[PATCH] cleanup: Add 'struct dev' in the TTM layer to be passed in for DMA API calls.

Thu Mar 24 00:52:20 PDT 2011

On 03/23/2011 03:52 PM, Konrad Rzeszutek Wilk wrote:
> On Wed, Mar 23, 2011 at 02:17:18PM +0100, Thomas Hellstrom wrote:
>    
>> On 03/23/2011 01:51 PM, Konrad Rzeszutek Wilk wrote:
>>      
>>>>> I was thinking about this a bit after I found that the PowerPC requires
>>>>> the 'struct dev'. But I got a question first, what do you with pages
>>>>> that were allocated to a device that can do 64-bit DMA and then
>>>>> move it to a device than can 32-bit DMA? Obviously the 32-bit card would
>>>>> set the TTM_PAGE_FLAG_DMA32 flag, but the 64-bit would not. What is the
>>>>> process then? Allocate a new page from the 32-bit device and then copy over the
>>>>> page from the 64-bit TTM and put the 64-bit TTM page?
>>>>>            
>>>> Yes, in certain situations we need to copy, and if it's necessary in
>>>> some cases to use coherent memory with a struct device assoicated
>>>> with it, I agree it may be reasonable to do a copy in that case as
>>>> well. I'm against, however, to make that the default case when
>>>> running on bare metal.
>>>>          
>>> This situation could occur on native/baremetal. When you say 'default
>>> case' you mean for every type of page without consulting whether it
>>> had the TTM_PAGE_FLAG_DMA32?
>>>        
>> No, Basically I mean a device that runs perfectly fine with
>> alloc_pages(DMA32) on bare metal shouldn't need to be using
>> dma_alloc_coherent() on bare metal, because that would mean we'd need
>> to take the copy path above.
>>      
> I think we got the scenarios confused (or I did at least).
> The scenario I used ("I was thinking.."), the 64-bit device would do
> alloc_page(GFP_HIGHUSER) and if you were to move it to a 32-bit device
> it would have to make a copy of the page as it could not reach the page
> from GFP_HIGUSER.
>
> The other scenario, which I think is what you are using, is that
> we have a 32-bit device allocating a page, so TTM_PAGE_FLAG_DMA32 is set
> and then we if we were to move it a 64-bit device it would need to
> copied. But I don't think that is the case - the page would be
> reachable by the 64-bit device. Help me out please if I am misunderstanding this.
>    

Yes, this is completely correct.

Now, with a struct dev attached to each page in a 32-bit system 
(coherent memory)
we would need to always copy in the 32-bit case, since you can't hand 
over pages
belonging to other physical devices.
But on bare metal you don't need coherent memory, but in this case you
need to copy anyway becase you choose to allocate coherent memory.

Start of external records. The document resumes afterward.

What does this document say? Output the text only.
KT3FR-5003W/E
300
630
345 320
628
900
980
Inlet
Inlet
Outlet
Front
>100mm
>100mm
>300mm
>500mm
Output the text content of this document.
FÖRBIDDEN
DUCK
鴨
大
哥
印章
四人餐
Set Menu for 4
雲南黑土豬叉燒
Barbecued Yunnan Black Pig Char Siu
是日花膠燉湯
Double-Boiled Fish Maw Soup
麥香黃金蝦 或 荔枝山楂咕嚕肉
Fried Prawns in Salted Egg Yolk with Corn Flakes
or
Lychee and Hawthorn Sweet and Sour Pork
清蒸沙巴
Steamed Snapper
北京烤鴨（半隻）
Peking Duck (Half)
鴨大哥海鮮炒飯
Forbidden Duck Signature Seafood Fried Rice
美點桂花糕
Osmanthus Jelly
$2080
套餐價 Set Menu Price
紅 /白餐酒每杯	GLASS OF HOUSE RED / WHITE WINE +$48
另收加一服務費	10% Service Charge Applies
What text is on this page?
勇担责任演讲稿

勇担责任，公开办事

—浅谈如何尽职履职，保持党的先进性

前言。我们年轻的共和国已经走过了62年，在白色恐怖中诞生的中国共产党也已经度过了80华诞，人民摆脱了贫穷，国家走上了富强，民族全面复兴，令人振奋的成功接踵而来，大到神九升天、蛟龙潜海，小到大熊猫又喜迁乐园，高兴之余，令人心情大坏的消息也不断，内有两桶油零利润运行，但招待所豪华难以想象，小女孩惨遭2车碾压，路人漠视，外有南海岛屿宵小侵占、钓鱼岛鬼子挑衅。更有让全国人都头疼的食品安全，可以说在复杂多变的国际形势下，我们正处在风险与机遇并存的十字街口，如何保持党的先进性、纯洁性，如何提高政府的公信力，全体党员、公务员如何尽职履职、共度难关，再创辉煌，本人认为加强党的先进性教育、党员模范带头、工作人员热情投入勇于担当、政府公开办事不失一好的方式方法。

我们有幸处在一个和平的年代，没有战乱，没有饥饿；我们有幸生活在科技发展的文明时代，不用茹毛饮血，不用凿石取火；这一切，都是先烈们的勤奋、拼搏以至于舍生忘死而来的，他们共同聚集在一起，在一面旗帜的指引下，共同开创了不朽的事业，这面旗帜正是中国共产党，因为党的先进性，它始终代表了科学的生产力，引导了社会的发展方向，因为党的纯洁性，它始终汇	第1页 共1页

I see a sort of a hackish way around these problems.

Let's say ttm were trying to detect a hypervisor dummy virtual device 
sitting on the pci bus. That device would perhaps provide pci 
information detailing what GFP masks needing to
allocate coherent memory. The TTM page pool could then grab that device 
and create a struct dev to use for allocating "anonymous" TTM BO memory.

Could that be a way forward? The struct dev would then be private to the 
page pool code, bare metal wouldn't need to allocate coherent memory, 
since the virtual device wouldn't be present. The page pool code would 
need to be updated to be able to cache also coherent pages.

Xen would need to create such a device in the guest with a suitable PCI 
ID that it would be explicitly willing to share with other hypervisor 
suppliers....

It's ugly, I know, but it might work...

Thomas